The public limited companies or limited companies float public issues of “shares” for raising capital for the company’s expansions and other internal needs. To commensurate with its literal meaning a share is part ownership of company where a share holder acquires rights to share distributable profits in the form of annual dividend and most importantly in the decision making process through voting rights at annual general body meetings of the share holders to managing the company. These primary characteristics underlying the “share” make it a prize possession and engage people in buying or selling of shares. After raising the share capital from the initial public offering of shares, the companies approach the stock market for their listing in the stock exchange for trading of its shares in the stock market. Depending the company’s fundamentals the share price of the its stock gets fixed initially and from then on its share price moves up and down depending on the demand and the supply or the buying and selling pressures the investors face. In a nut shell, the share price of a company is an amalgamation of various aspects about the company and trends of the investors. However, the day to day functioning of the company or the annual performance of the company does not depend on its share value although indirectly shows the health of the company.

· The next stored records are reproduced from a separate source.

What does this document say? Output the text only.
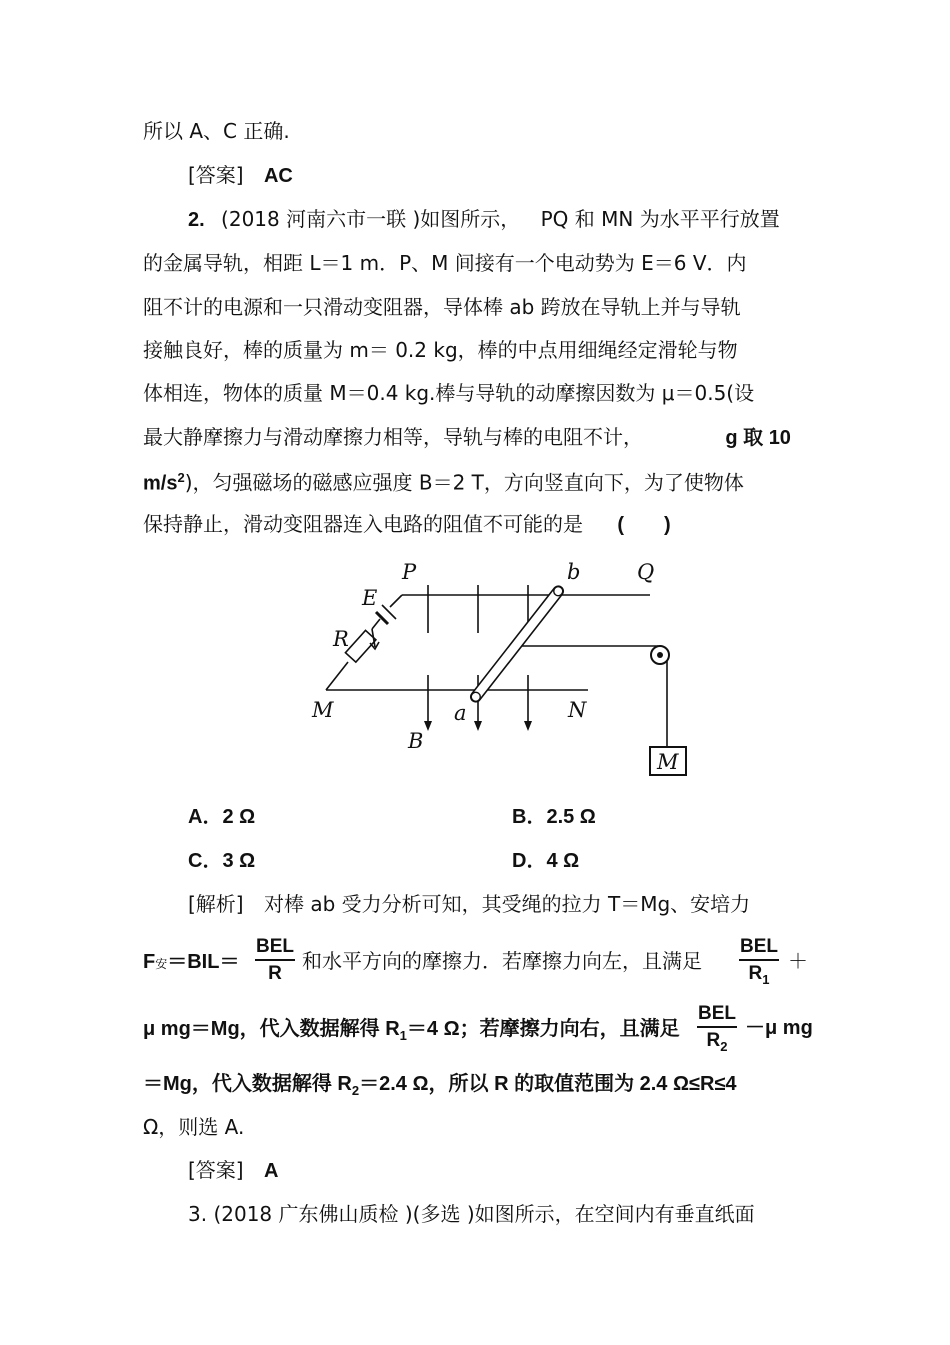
所以 A、C 正确.
[答案] AC
2. (2018 河南六市一联 )如图所示， PQ 和 MN 为水平平行放置
的金属导轨，相距 L＝1 m．P、M 间接有一个电动势为 E＝6 V．内
阻不计的电源和一只滑动变阻器，导体棒 ab 跨放在导轨上并与导轨
接触良好，棒的质量为 m＝ 0.2 kg，棒的中点用细绳经定滑轮与物
体相连，物体的质量 M＝0.4 kg.棒与导轨的动摩擦因数为 μ＝0.5(设
最大静摩擦力与滑动摩擦力相等，导轨与棒的电阻不计，	g 取 10
$m/s^2$)，匀强磁场的磁感应强度 B＝2 T，方向竖直向下，为了使物体
保持静止，滑动变阻器连入电路的阻值不可能的是 (　　)
P	b	Q
E
R
M	a	N
B
M
A．2 Ω	B．2.5 Ω
C．3 Ω	D．4 Ω
[解析] 对棒 ab 受力分析可知，其受绳的拉力 T＝Mg、安培力
F安＝BIL＝
BEL
R
和水平方向的摩擦力．若摩擦力向左，且满足
BEL
$R_1$
＋
μ mg＝Mg，代入数据解得 $R_1=4$ Ω；若摩擦力向右，且满足
BEL
$R_2$
－μ mg
＝Mg，代入数据解得 $R_2=2.4$ Ω，所以 R 的取值范围为 2.4 Ω≤R≤4
Ω，则选 A.
[答案] A
3. (2018 广东佛山质检 )(多选 )如图所示，在空间内有垂直纸面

Global acceptance of stock markets
Another important aspect of stock markets is that its global acceptance. The facility created for the companies to go global for rising of finances have made companies to get listed across all the stock exchanges of the world. Although stock markets trading hours are dictated by the local working hours of the country, global listing of the company makes trading possible all through the day starting from Toyko stock exchange to New York stock exchange. This is another basic principle that is making stock market a biggest trading place for public and alike.
Indian stock markets
There are two major stock exchanges in India for transacting shares, securities, commodities, derivatives and even gold UTFs. They are “National Stock Exchange or NSE” and “Bombay Stock Exchange (BSE)”. Originally, the trading used to be conducted on open shouting or outcry basis wherein the assembled brokers at the stock exchange used to transact with each other. The system was slowly replaced with the computer’s connectivity and secured online transactions. Today three-in-one trading accounts are available to the small investors which connect the investors trading account with their bank accounts to transact stock trading online. All the major nationalised banks offer demat accounts and trading facilities. All the online trading is now connected to national stock exchange. The traders can also transact offline.
The stock trading is always associated with risks and there were instances in the past where stock markets were rigged leading to heavy losses for across the spectrum investors. Government of India and finance ministry have evolved several guidelines and controls in the form of statutory bodies like Securities Exchange Board of India.